Fort Lauderdale, FL-Data from a mouse model suggest that aging increases retina and optic nerve vulnerability to IOP evaluation and associated oxidative stress. These experiments suggest a possible mechanism through which aging predisposes the eye to glaucoma, said Yu Xiang Kong, PhD, of the glaucoma research unit, Centre for Eye Research Australia, University of Melbourne.

Aging is a primary risk factor for glaucoma, Dr. Kong said, but the pathophysiology underlying this relationship is poorly understood. He and his colleagues developed a mouse model to investigate whether aging increases retinal ganglion cell vulnerability to IOP-induced oxidative stress in vivo.

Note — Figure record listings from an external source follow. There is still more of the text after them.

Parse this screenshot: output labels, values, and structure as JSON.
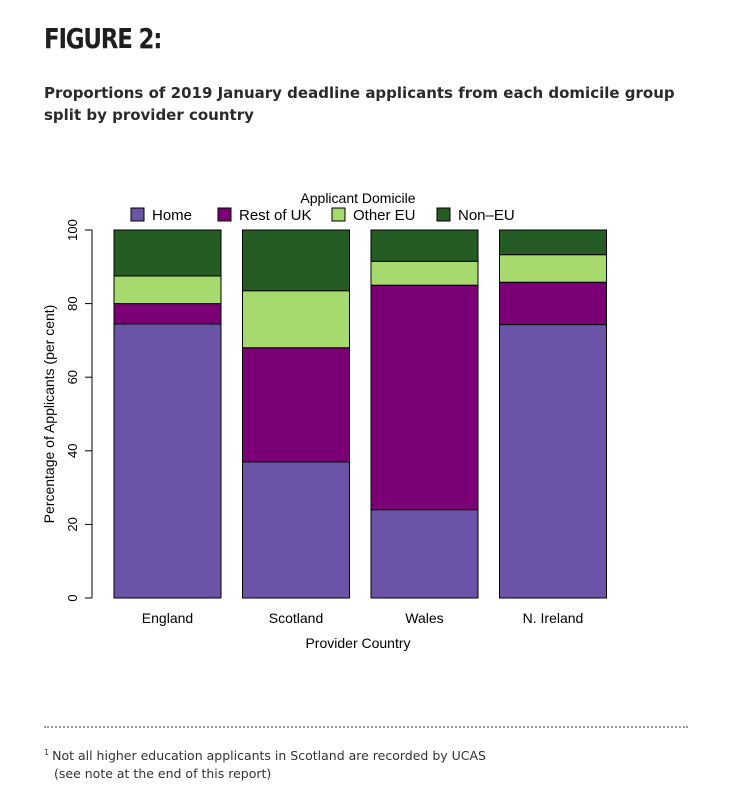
{
  "heading": "FIGURE 2:",
  "subtitle": "Proportions of 2019 January deadline applicants from each domicile group split by provider country",
  "footnote": {
    "marker": "1",
    "line1": "Not all higher education applicants in Scotland are recorded by UCAS",
    "line2": "(see note at the end of this report)"
  },
  "chart_data": {
    "type": "bar",
    "stacked": true,
    "xlabel": "Provider Country",
    "ylabel": "Percentage of Applicants (per cent)",
    "ylim": [
      0,
      100
    ],
    "yticks": [
      0,
      20,
      40,
      60,
      80,
      100
    ],
    "grid": false,
    "legend": {
      "title": "Applicant Domicile",
      "placement": "top"
    },
    "categories": [
      "England",
      "Scotland",
      "Wales",
      "N. Ireland"
    ],
    "series": [
      {
        "name": "Home",
        "color": "#6b54a8",
        "values": [
          74.5,
          37.0,
          24.0,
          74.3
        ]
      },
      {
        "name": "Rest of UK",
        "color": "#7b0075",
        "values": [
          5.5,
          31.0,
          61.0,
          11.5
        ]
      },
      {
        "name": "Other EU",
        "color": "#a6d96e",
        "values": [
          7.5,
          15.5,
          6.5,
          7.5
        ]
      },
      {
        "name": "Non–EU",
        "color": "#245c24",
        "values": [
          12.5,
          16.5,
          8.5,
          6.7
        ]
      }
    ]
  }
}
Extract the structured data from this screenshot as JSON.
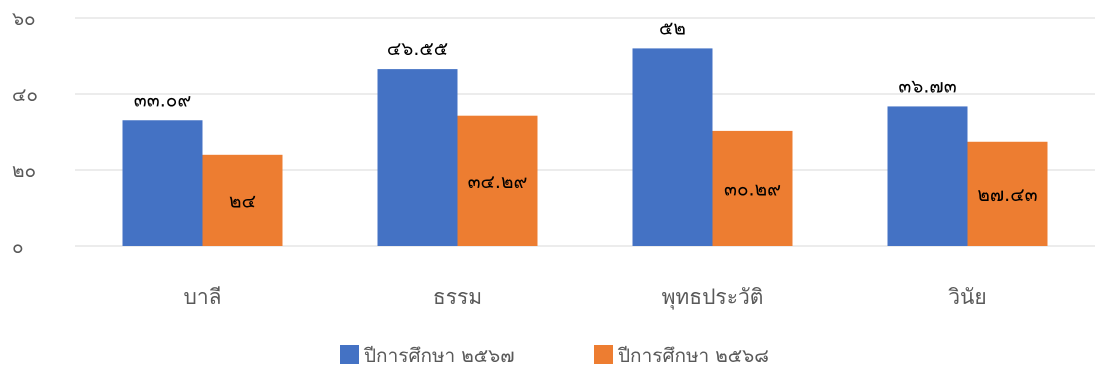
{
  "chart_data": {
    "type": "bar",
    "categories": [
      "บาลี",
      "ธรรม",
      "พุทธประวัติ",
      "วินัย"
    ],
    "series": [
      {
        "name": "ปีการศึกษา ๒๕๖๗",
        "values": [
          33.09,
          46.55,
          52,
          36.73
        ],
        "labels": [
          "๓๓.๐๙",
          "๔๖.๕๕",
          "๕๒",
          "๓๖.๗๓"
        ],
        "color": "#4472C4"
      },
      {
        "name": "ปีการศึกษา ๒๕๖๘",
        "values": [
          24,
          34.29,
          30.29,
          27.43
        ],
        "labels": [
          "๒๔",
          "๓๔.๒๙",
          "๓๐.๒๙",
          "๒๗.๔๓"
        ],
        "color": "#ED7D31"
      }
    ],
    "ylim": [
      0,
      60
    ],
    "yticks": [
      0,
      20,
      40,
      60
    ],
    "ytick_labels": [
      "๐",
      "๒๐",
      "๔๐",
      "๖๐"
    ],
    "grid": true,
    "legend": "bottom",
    "gridline_color": "#D9D9D9"
  }
}
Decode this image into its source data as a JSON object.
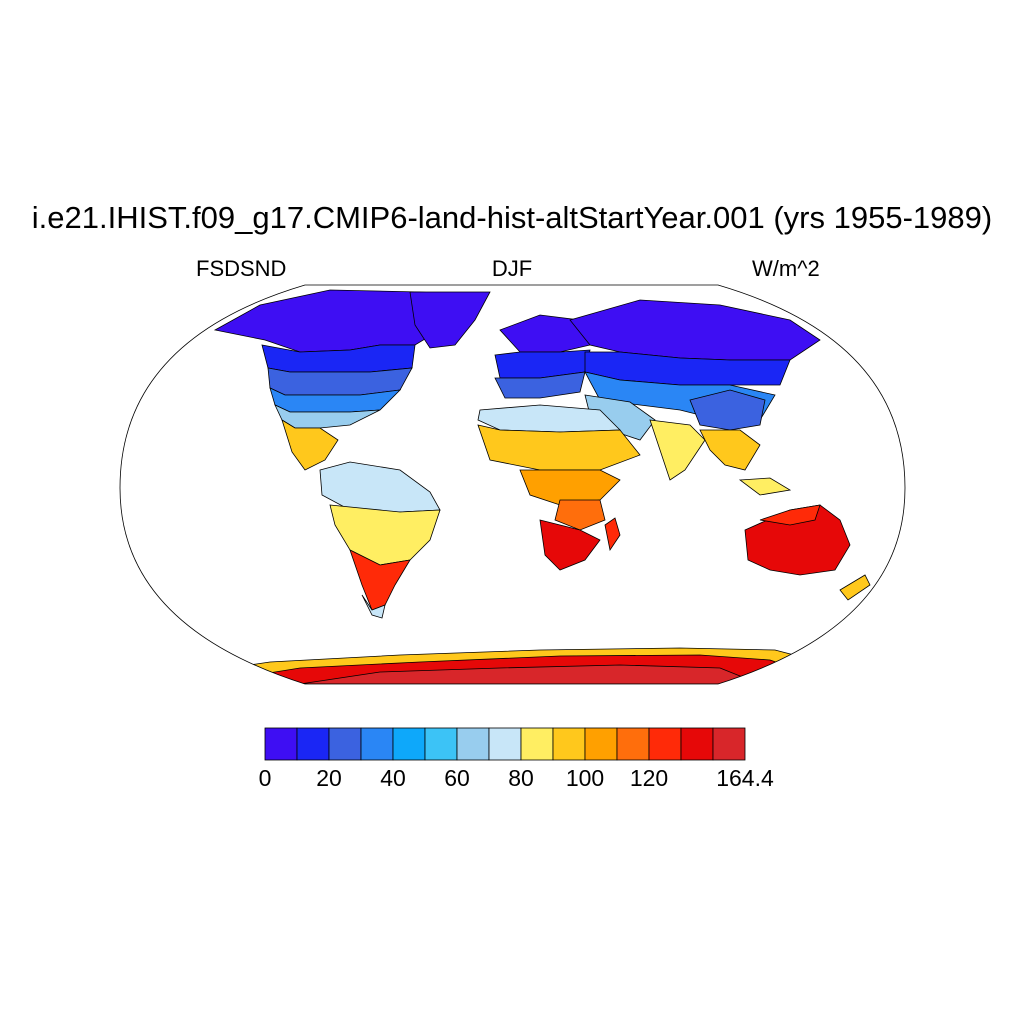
{
  "title": "i.e21.IHIST.f09_g17.CMIP6-land-hist-altStartYear.001 (yrs 1955-1989)",
  "left_label": "FSDSND",
  "center_label": "DJF",
  "right_label": "W/m^2",
  "colorbar": {
    "colors": [
      "#3e0ef3",
      "#1a26f5",
      "#3b62e0",
      "#2a86f5",
      "#0ea8fa",
      "#3cc3f6",
      "#98cdee",
      "#c8e6f8",
      "#ffee62",
      "#ffc81c",
      "#ffa000",
      "#ff6e0c",
      "#ff2a08",
      "#e60808",
      "#d8262a"
    ],
    "tick_labels": [
      "0",
      "20",
      "40",
      "60",
      "80",
      "100",
      "120",
      "164.4"
    ]
  },
  "chart_data": {
    "type": "heatmap",
    "projection": "Robinson",
    "variable": "FSDSND",
    "season": "DJF",
    "units": "W/m^2",
    "range": [
      0,
      164.4
    ],
    "levels": [
      0,
      10,
      20,
      30,
      40,
      50,
      60,
      70,
      80,
      90,
      100,
      110,
      120,
      130,
      140,
      164.4
    ],
    "regions": [
      {
        "name": "Arctic / northern high latitudes",
        "approx_value": 3
      },
      {
        "name": "North America mid-latitudes",
        "approx_value": 35
      },
      {
        "name": "Southern USA / Mexico",
        "approx_value": 85
      },
      {
        "name": "Amazon",
        "approx_value": 75
      },
      {
        "name": "Southern South America",
        "approx_value": 125
      },
      {
        "name": "Europe",
        "approx_value": 15
      },
      {
        "name": "Sahara",
        "approx_value": 75
      },
      {
        "name": "Central Africa",
        "approx_value": 100
      },
      {
        "name": "Southern Africa",
        "approx_value": 130
      },
      {
        "name": "Siberia",
        "approx_value": 10
      },
      {
        "name": "China",
        "approx_value": 40
      },
      {
        "name": "India",
        "approx_value": 80
      },
      {
        "name": "Australia",
        "approx_value": 140
      },
      {
        "name": "Antarctica",
        "approx_value": 155
      }
    ]
  }
}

The researchers induced an acute spike in IOP (50 mm Hg for 30 minutes) in anesthetized wild-type C57/BL6 mice from three age cohorts: 3, 12, and 18 months. Dark-adapted scotopic electroretinogram measurements were taken before, during, and after the IOP challenge. In addition, signals were collected at dim and bright intensities and analyzed to gather data on ganglion cell and ON-bipolar cell responses. Researchers than analyzed ERG responses across time and collected the retina and optic nerve to study for markers of oxidative stress.

They found that increasing age was associated with increased susceptibility to the IOP challenge. The 18-month-old mice displayed greater ganglion cell dysfunction and recovered more slowly than the 3-month- old mice; the older mice also showed significantly greater ON-bipolar cell impairment and slower recovery. The oxidative stress markers HO-1 and HNE in the retinal and optic nerve tissues of the 18-month-old mice were significantly higher than those of the 3-month old-mice.

Dr. Kong suggested that this mouse model could be useful in further studies of IOP insult.